Eye Color
Eye Pigment
The iris is the beautifully-colored part of the eye. It may be blue, green, hazel, brown, turquoise, or a host of other colors - even red. Despite a common myth, eye color does not affect the way you see colors or your sensitivity to light.
The iris is a diaphragm that regulates the amount of light that strikes the retina. It is composed mainly of smooth muscle, but it also possesses a deep layer called the pigment epithelium. This layer produces a pigment called melanin (i.e., eumelanin). This brown pigment is the same pigment produced in skin and hair to make them dark. In rare cases, a related pigment called pheomelanin is produced, giving the eyes a yellow/red color.
Melanin is the only pigment produced in the iris. The more melanin you produce, the darker your eyes will be. Those who produce a lot of melanin have dark brown eyes. Those that produce essentially no melanin have light blue eyes. Intermediate amounts of melanin produce lighter brown, hazel, and green eyes.
It's easy to see how producing a brown pigment produces brown eyes, but what makes blue eyes blue?

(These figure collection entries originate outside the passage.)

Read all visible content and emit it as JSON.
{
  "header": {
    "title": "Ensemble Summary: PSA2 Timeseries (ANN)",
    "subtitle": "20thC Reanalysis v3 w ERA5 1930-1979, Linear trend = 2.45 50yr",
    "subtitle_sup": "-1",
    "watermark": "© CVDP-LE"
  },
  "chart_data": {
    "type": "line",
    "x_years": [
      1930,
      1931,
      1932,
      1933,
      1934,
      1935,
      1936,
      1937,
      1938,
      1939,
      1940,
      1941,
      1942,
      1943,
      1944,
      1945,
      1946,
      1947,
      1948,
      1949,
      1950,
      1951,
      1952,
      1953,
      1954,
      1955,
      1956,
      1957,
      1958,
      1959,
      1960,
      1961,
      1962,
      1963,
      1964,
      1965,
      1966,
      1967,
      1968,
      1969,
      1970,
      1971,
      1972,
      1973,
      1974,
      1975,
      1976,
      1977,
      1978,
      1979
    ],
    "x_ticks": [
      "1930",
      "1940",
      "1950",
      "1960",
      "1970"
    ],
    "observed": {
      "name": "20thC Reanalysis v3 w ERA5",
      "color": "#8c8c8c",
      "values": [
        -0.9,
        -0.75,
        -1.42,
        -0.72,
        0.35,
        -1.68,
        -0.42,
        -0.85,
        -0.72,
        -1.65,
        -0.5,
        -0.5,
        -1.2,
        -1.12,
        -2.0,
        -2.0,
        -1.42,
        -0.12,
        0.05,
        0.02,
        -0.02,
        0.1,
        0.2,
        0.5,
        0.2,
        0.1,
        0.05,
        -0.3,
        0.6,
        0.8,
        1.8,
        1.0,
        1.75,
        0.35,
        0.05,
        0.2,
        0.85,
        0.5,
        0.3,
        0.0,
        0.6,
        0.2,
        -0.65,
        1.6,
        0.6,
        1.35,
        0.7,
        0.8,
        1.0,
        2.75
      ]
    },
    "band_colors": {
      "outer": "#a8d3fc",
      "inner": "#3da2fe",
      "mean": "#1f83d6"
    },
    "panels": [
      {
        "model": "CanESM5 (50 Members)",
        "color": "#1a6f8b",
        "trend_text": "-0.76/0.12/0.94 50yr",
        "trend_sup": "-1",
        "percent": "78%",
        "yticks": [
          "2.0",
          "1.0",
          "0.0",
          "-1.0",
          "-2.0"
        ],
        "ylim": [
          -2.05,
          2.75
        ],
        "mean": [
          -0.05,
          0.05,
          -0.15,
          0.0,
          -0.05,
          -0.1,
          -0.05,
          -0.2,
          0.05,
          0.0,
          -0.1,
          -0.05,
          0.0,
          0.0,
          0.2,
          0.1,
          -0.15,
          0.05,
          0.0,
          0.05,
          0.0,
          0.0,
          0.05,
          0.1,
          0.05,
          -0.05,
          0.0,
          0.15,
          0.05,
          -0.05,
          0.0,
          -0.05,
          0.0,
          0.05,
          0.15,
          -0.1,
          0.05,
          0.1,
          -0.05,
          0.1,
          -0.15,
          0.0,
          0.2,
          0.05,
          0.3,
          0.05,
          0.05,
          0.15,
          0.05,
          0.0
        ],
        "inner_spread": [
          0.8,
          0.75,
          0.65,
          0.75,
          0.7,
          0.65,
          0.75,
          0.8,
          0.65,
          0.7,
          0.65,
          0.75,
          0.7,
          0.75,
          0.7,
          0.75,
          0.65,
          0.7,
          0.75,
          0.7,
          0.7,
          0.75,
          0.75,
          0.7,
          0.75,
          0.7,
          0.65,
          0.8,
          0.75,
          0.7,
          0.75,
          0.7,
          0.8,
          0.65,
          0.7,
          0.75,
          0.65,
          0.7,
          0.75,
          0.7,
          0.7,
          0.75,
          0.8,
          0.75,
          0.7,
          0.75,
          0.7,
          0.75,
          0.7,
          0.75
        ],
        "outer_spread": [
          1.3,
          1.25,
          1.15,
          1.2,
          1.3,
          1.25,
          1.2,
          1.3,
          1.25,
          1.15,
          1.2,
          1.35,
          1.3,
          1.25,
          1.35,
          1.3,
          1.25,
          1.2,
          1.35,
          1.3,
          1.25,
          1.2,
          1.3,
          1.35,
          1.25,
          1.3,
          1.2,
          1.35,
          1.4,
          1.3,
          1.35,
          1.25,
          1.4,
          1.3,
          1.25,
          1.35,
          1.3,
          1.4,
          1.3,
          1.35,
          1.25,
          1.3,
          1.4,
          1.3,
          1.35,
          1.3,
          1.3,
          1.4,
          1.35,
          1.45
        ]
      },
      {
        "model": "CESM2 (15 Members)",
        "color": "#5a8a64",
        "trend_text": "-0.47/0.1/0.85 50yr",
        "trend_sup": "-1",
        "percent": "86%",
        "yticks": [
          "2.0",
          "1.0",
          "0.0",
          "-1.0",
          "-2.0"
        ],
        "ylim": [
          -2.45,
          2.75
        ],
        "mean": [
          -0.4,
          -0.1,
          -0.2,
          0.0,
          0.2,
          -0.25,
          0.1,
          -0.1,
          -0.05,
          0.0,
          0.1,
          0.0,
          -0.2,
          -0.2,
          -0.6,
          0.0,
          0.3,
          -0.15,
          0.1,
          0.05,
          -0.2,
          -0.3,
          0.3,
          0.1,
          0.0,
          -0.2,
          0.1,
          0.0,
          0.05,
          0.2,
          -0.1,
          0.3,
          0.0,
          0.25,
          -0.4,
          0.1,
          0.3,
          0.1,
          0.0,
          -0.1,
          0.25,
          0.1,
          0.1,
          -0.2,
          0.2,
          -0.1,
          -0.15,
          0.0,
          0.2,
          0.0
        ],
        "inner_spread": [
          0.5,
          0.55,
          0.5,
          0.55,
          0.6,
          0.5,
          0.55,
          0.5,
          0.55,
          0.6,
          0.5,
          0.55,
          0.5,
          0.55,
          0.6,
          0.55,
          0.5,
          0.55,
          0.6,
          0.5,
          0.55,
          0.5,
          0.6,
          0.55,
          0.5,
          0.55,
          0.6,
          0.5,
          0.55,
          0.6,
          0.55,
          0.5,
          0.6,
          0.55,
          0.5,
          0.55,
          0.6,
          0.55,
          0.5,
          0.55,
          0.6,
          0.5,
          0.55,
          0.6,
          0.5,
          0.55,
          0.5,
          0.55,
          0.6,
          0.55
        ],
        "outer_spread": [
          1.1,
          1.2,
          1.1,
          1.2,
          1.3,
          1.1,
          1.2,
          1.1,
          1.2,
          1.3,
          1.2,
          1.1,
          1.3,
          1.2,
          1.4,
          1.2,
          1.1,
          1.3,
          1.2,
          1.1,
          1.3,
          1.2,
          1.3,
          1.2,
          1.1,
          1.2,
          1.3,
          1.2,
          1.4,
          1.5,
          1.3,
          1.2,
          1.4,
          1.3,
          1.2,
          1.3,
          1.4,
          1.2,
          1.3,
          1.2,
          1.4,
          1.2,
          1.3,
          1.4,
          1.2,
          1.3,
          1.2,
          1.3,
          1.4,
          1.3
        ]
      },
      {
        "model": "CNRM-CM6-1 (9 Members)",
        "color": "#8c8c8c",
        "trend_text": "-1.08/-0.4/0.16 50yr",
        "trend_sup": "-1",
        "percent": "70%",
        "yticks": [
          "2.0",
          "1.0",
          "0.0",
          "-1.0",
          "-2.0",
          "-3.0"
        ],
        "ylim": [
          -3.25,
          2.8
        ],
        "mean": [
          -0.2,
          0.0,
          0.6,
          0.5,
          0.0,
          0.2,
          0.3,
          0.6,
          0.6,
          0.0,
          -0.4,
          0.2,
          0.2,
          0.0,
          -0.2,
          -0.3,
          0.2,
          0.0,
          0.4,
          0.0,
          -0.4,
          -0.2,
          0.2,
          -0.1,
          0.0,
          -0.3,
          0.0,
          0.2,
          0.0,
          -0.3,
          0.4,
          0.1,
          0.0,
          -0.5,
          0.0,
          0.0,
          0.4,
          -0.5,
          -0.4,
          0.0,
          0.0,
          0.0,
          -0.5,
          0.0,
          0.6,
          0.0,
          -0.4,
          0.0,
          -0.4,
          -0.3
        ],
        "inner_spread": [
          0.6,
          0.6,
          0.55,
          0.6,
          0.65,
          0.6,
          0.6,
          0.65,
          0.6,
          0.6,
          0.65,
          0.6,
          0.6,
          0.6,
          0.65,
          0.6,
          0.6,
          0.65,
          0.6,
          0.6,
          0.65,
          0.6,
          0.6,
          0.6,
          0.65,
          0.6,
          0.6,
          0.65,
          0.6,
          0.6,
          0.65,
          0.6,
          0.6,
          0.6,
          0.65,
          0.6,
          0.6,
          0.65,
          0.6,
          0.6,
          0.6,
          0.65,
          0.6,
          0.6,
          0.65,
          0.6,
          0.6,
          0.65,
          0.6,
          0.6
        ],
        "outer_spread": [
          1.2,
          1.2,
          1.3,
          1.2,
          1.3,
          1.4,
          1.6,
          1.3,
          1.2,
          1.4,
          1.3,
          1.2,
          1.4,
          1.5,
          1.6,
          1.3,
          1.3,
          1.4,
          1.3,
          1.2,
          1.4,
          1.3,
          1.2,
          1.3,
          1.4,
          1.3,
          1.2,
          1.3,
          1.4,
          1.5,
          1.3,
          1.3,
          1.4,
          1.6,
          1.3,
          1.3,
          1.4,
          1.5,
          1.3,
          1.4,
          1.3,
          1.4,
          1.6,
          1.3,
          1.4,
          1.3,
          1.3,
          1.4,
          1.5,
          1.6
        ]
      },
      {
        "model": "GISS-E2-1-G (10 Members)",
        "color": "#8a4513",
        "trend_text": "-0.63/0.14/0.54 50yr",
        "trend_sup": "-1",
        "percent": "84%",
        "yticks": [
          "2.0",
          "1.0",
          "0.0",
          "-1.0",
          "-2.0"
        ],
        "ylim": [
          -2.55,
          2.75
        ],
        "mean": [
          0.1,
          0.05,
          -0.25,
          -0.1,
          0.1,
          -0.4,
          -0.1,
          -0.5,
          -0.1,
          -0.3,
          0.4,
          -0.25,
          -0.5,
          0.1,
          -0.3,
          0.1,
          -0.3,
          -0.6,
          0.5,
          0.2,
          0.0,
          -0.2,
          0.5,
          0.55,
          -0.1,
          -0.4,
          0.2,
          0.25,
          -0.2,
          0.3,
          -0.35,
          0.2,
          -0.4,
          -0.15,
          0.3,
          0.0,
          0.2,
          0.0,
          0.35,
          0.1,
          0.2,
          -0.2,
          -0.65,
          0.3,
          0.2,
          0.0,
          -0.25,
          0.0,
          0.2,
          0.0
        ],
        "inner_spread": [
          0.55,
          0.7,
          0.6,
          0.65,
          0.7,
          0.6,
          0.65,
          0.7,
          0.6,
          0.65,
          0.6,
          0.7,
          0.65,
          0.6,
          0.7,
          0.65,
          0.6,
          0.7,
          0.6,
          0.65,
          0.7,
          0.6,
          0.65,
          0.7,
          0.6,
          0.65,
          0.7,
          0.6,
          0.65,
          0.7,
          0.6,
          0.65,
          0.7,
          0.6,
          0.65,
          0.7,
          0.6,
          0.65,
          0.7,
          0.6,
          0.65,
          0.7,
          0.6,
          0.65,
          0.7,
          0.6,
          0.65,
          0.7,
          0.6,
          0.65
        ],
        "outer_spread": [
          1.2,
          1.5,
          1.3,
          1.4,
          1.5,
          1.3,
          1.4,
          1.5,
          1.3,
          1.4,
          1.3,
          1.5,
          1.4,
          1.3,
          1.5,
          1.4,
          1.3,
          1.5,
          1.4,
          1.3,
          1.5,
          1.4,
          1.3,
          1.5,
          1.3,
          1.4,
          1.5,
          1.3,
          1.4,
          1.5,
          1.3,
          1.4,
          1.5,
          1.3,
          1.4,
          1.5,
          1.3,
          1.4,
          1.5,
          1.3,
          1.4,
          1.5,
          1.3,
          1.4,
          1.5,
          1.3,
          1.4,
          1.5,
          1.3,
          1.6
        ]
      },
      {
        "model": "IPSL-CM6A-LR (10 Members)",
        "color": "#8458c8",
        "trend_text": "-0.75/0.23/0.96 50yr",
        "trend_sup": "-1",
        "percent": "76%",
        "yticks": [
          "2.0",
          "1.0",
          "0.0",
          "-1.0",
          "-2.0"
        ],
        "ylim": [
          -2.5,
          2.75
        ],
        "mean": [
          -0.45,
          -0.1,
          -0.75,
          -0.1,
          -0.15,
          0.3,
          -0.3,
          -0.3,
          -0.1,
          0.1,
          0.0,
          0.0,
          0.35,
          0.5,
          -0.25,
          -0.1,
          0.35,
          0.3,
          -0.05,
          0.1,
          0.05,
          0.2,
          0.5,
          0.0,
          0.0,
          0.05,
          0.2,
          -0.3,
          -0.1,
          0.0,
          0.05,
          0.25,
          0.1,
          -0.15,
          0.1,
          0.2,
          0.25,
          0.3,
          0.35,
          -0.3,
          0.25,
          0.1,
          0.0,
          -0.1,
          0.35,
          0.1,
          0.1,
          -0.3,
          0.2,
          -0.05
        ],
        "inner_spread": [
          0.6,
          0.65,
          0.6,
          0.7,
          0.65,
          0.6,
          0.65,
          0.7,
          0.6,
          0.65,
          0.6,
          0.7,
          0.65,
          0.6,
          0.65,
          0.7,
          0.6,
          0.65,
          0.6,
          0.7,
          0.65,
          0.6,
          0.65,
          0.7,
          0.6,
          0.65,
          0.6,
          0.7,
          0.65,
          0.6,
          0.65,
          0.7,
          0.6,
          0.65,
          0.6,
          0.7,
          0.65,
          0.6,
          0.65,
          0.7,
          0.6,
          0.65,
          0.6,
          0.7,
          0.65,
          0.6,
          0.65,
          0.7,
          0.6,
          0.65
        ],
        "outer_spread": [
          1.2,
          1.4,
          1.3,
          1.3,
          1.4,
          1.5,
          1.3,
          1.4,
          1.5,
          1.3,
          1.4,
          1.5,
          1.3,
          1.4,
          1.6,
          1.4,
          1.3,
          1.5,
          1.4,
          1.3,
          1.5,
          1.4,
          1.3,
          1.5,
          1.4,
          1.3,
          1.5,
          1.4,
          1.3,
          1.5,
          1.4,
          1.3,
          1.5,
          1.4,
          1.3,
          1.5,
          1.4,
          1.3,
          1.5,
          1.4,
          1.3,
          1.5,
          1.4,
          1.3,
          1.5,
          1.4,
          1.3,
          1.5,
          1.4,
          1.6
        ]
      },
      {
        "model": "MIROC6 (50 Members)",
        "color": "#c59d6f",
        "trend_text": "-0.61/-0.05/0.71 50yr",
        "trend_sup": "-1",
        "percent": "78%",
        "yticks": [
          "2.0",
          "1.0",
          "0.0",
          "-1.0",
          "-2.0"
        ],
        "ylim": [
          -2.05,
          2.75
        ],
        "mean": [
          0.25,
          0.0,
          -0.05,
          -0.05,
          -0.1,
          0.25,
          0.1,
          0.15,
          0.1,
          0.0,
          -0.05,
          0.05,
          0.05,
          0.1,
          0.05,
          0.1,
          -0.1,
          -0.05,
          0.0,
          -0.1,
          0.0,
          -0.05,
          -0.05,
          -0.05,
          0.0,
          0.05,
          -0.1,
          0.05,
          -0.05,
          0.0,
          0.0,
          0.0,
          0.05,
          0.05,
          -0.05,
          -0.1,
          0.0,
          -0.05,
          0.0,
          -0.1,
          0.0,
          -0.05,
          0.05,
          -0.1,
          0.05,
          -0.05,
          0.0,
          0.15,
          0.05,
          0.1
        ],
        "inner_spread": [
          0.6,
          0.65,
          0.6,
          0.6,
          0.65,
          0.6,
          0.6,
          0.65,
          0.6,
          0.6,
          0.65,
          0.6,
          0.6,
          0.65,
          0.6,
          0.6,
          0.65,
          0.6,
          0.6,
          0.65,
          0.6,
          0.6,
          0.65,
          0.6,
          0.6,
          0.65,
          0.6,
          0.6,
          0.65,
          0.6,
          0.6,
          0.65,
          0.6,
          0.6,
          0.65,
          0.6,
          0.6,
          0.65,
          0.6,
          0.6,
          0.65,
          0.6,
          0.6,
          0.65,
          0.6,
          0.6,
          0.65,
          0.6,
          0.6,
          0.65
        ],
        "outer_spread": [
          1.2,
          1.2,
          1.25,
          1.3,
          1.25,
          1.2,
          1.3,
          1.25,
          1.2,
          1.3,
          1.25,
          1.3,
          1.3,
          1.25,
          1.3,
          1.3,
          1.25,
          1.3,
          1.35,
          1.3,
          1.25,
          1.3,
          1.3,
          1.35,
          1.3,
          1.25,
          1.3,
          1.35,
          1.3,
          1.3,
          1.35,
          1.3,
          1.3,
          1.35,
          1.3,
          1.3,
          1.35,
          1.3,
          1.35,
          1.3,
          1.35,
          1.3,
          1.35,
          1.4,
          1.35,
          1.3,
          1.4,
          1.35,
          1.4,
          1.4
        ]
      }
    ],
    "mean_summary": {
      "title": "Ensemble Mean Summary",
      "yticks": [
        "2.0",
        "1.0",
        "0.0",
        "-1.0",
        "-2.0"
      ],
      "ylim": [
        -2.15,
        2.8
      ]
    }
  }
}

How to Make My Brown Eyes Blue
Water is clear, not blue. Likewise, air is clear, not blue. And yet both sky and seas appear blue. This is because both water and sky absorb, scatter, and reflect light. Longer wavelengths (red) are absorbed more whereas shorter wavelengths (blue) are scattered and reflected more. These reflected wavelengths make it into our eyes and so the sky and sea appear blue.
In the same way, the smooth muscle layer of the iris absorbs, scatters, and reflects light. Like the sky and sea, blue light is scattered and reflected out in higher amounts than red light, making the eyes appear blue. The amount of scattering is determined by the size and number of particles suspended in the cells of the iris. This light scattering, in combination with melanin, determines the final color of your eyes.
Eye Color Genetics
The genetics of eye color is rather complicated; at least 15 genes have been identified that affect eye color. However, the genes OCA2 and HERC2 appear to be the most important. OCA2 plays an essential role in melanosome synthesis. (Melanosomes are melanin-filled, intracellular compartments found in melanocytes). HERC2 is important in the expression of OCA2. Due to the number of genes involved and the complicated manner of eye color gene expression, it is virtually impossible to precisely predict a child's eye color from their parents. Worldwide, brown is by far the most common eye color; approximately 79% of the world's population has brown eyes. Approximately 10% of the population has blue eyes, 5% have hazel eyes, and only 2% have green eyes.
Heterochromia is a condition in which the two eyes of an individual are different colors (Figure 2D). Sectoral (or partial) heterochromia is when a single iris exhibits more than one color (e.g., Figure 2E).
True heterochromia is present in just 6 out of 1,000 live births, and even in most of those cases the condition is barely noticeable. However, it is not unusual (indeed, it is usual) for the central portion of the iris to differ slightly in color from the outer portion. The iris is composed of two layers of muscle; the internal sphincter muscle that constricts the pupil and the outer radial muscles that dilate the pupil. It is quit common for these two layers to differ slightly in color (Figure 3).
Photographic Red Eye
Before the invention of double-flash cameras, red eye was a frequent problem in photographs. What causes red eye in photographs and how do double-flash cameras get rid of them?
Red eye is caused by single-flash cameras. The flash produces an extremely bright light that illuminates the subject in order to obtain a fast-action photograph. The light is so bright and the photograph taken so quickly, that some of the light reflects off the choroid and back through the pupil to be captured in the photograph. The choroid is red because it is highly vascular. In other words, red eye is a photograph of the blood vessels behind your retina!
Double-flash cameras solve the problem by exposing the eye to a first flash of bright light and then pausing to give the pupils time to constrict. The second flash of light illuminates the subject so the picture can be taken. The smaller pupils reduce the amount of light escaping from the inside of the eye and thus the red appearance of the pupil.